Na sentença (id. Num. 5971950), o d. juízo julgou julgo procedente em parte o pedido inicial, a fim de condenar a requerida ao pagamento de indenização no valor de R$ 843,75 (oitocentos e quarenta e três reais e setenta e cinco centavos). Fixou os honorários advocatícios em 15% (quinze por cento) do valor da condenação.

Em suas razões recursais (id. Num. 5971966), o recorrente afirma que os honorários sucumbenciais foram arbitrados em valor irrisório. Pugna para que sejam fixados por apreciação equitativa. Requer o provimento do recurso e reforma da sentença nesse ponto.

Em contrarrazões (id. Num. 5971971), o apelado alega, em síntese, que a demanda não apresentou nenhum grau de complexidade nem mesmo exigiu zelo demasiado pelo patrono do requerente, não havendo que se falar em majoração dos honorários advocatícios. Pugna pelo desprovimento do recurso.

O Ministério Público Superior deixou de se manifestar quanto ao mérito recursal por entender desnecessária sua intervenção.

Vieram-me os autos conclusos eletronicamente.

É o relatório.


 

VOTO

O Desembargador OTON MÁRIO JOSÉ LUSTOSA TORRES (Relator):

I. REQUISITOS DE ADMISSIBILIDADE

Preenchidos os requisitos necessários à admissibilidade recursal, CONHEÇO do apelo.

 

II. PRELIMINARES

Não há.

 

III. MATÉRIA DO MÉRITO.

No mérito, versa a questão sobre a possibilidade de fixação de honorários por equidade em situações que o valor da condenação é demasiadamente baixo.

Nesse sentido, conforme entendimento consolidado do STJ, é admitido o arbitramento de honorários por equidade (art. 85, §8° do CPC/2015), apenas nas hipóteses em que o proveito econômico obtido pelo vencedor for inestimável ou irrisório, ou quando o valor da causa for muito baixo.

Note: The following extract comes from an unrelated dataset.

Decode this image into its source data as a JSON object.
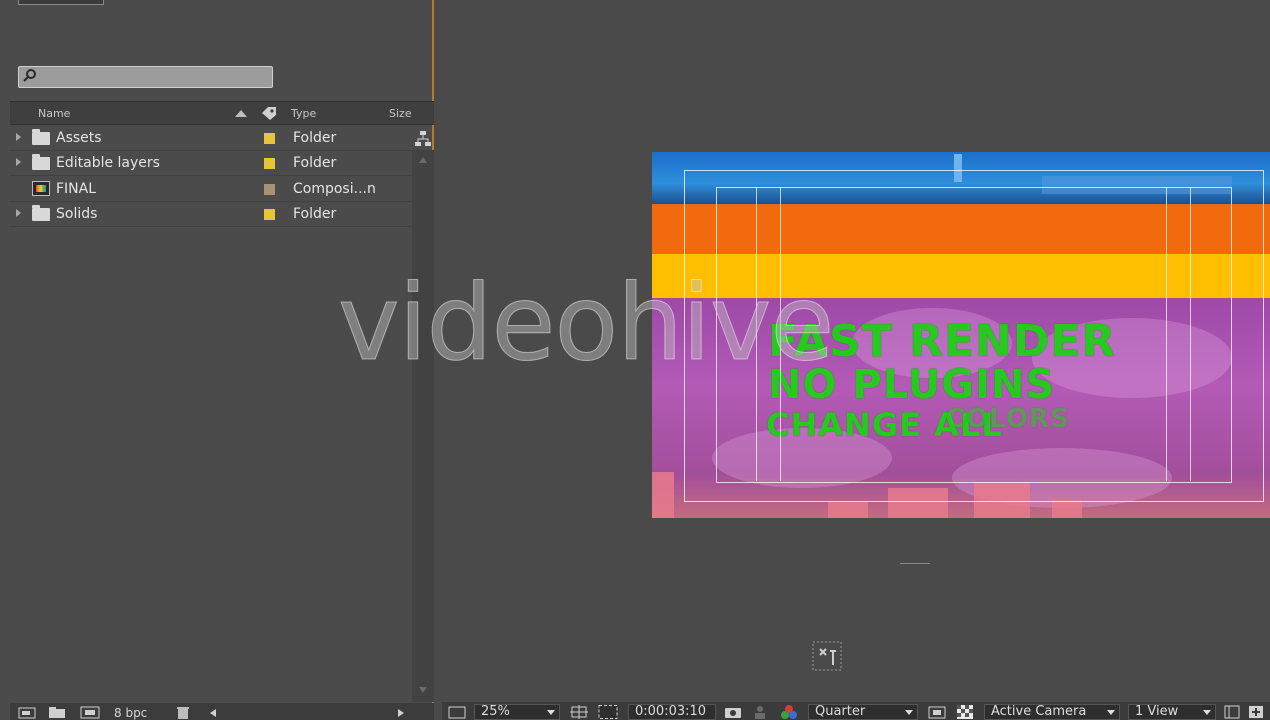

Vê-se, portanto, que, não há fixação dos honorários por equidade quando o valor da condenação for aquém do que se espera.

Trago julgados do STJ sobre o tema:

PROCESSUAL CIVIL. AÇÃO ANULATÓRIA DE DÉBITO FISCAL. INCLUSÃO DE HONORÁRIOS ADMINISTRATIVOS NAS CDA's. DESPROVIMENTO DO AGRAVO INTERNO. MANUTENÇÃO DA DECISÃO RECORRIDA.

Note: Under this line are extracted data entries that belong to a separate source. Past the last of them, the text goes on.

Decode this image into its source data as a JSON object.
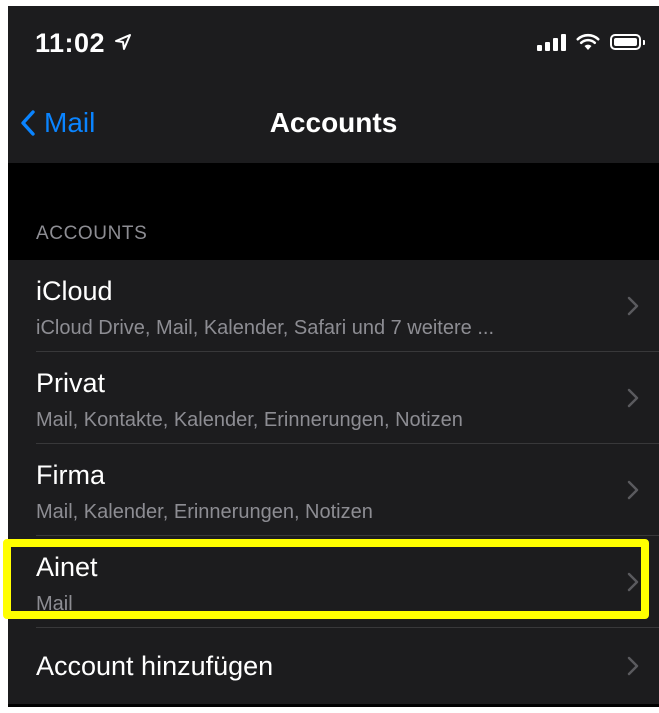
{
  "status_bar": {
    "time": "11:02",
    "icons": [
      "location-arrow-icon",
      "cellular-signal-icon",
      "wifi-icon",
      "battery-icon"
    ]
  },
  "nav": {
    "back_label": "Mail",
    "title": "Accounts"
  },
  "section": {
    "header": "ACCOUNTS"
  },
  "accounts": [
    {
      "title": "iCloud",
      "subtitle": "iCloud Drive, Mail, Kalender, Safari und 7 weitere ..."
    },
    {
      "title": "Privat",
      "subtitle": "Mail, Kontakte, Kalender, Erinnerungen, Notizen"
    },
    {
      "title": "Firma",
      "subtitle": "Mail, Kalender, Erinnerungen, Notizen"
    },
    {
      "title": "Ainet",
      "subtitle": "Mail"
    }
  ],
  "add_account": {
    "label": "Account hinzufügen"
  },
  "colors": {
    "background": "#000000",
    "cell": "#1c1c1e",
    "accent": "#0a84ff",
    "secondary_text": "#8d8d93",
    "highlight": "#ffff00"
  }
}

I - Na origem, trata-se de ação anulatória em que se discute a inconstitucionalidade do art. 1° da Lei estadual n. 10.421/71, que estabeleceu a possibilidade de cobrança de honorários advocatícios inseridos nas CDA's mencionadas na exordial. A sentença julgou procedente o pedido. No Tribunal a quo, a sentença foi mantida.

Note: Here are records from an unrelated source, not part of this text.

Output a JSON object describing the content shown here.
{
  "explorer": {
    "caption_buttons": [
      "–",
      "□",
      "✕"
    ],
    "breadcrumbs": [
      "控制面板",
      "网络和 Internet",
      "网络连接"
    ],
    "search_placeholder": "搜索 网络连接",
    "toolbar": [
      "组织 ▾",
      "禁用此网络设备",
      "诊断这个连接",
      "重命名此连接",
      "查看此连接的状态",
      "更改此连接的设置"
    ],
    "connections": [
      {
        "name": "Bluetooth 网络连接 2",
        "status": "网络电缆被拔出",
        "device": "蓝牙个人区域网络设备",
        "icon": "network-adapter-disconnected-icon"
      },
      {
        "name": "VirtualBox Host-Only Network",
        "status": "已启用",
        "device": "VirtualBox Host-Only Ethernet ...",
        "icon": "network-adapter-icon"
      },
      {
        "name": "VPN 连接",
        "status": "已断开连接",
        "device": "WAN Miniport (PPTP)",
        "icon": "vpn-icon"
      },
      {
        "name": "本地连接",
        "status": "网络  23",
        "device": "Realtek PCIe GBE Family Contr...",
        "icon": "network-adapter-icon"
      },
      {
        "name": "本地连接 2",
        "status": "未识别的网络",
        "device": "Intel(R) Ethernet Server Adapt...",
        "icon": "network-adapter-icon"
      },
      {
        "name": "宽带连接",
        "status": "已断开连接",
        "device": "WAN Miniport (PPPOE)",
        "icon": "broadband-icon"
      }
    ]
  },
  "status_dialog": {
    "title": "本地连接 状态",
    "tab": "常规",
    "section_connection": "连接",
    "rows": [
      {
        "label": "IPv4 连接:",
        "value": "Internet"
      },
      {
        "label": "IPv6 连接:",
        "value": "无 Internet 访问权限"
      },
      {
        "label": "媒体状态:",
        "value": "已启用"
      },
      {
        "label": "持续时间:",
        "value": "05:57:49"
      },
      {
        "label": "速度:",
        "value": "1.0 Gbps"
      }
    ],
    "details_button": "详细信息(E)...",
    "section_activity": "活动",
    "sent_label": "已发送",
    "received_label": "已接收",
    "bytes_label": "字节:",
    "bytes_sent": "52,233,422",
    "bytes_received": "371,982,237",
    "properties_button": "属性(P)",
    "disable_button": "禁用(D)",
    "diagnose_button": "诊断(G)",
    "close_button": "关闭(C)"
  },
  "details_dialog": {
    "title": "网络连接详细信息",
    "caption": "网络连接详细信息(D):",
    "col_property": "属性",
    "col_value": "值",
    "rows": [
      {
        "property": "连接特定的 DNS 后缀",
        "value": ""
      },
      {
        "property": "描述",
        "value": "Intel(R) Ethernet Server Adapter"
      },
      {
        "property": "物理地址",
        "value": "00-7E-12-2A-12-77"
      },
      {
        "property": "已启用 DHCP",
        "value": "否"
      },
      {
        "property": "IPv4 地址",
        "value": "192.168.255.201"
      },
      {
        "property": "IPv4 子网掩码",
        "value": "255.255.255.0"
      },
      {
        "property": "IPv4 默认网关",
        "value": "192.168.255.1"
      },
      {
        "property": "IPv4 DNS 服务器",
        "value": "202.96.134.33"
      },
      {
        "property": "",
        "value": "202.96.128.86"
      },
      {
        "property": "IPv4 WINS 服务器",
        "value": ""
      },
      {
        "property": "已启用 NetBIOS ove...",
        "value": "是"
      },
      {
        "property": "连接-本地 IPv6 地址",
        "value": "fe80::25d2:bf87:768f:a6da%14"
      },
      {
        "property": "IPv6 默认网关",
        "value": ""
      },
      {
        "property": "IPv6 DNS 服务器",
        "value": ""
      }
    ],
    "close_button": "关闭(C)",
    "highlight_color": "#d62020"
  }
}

II - Verifica-se que o recurso especial tem como único desiderato a fixação de honorários advocatícios de acordo com as regras dos §§ 2º e 3º do art. 85 do CPC/2015 e que a questão da possibilidade de ajuizamento de ação diversa da execução, in casu, a ação anulatória, não infirma o recurso, tem-se de rigor a reconsideração da decisão agravada, passando-se à análise do recurso especial.

III - O Superior Tribunal de Justiça, recentemente, no julgamento do Tema 1.076, a depender da presença da Fazenda Pública, reservou a utilização do art. 85, § 8º, do CPC/2015, fixação por equidade, para quando, havendo ou não condenação: (a) o proveito econômico obtido pelo vencedor for inestimável ou irrisório; ou (b) o valor da causa for muito baixo.

IV - Também foi estabelecida uma sequência objetiva na fixação da verba, devendo a fixação ser calculada subsequentemente sobre o valor (a) da condenação; ou (b) do proveito econômico obtido; ou (c) do valor atualizado da causa.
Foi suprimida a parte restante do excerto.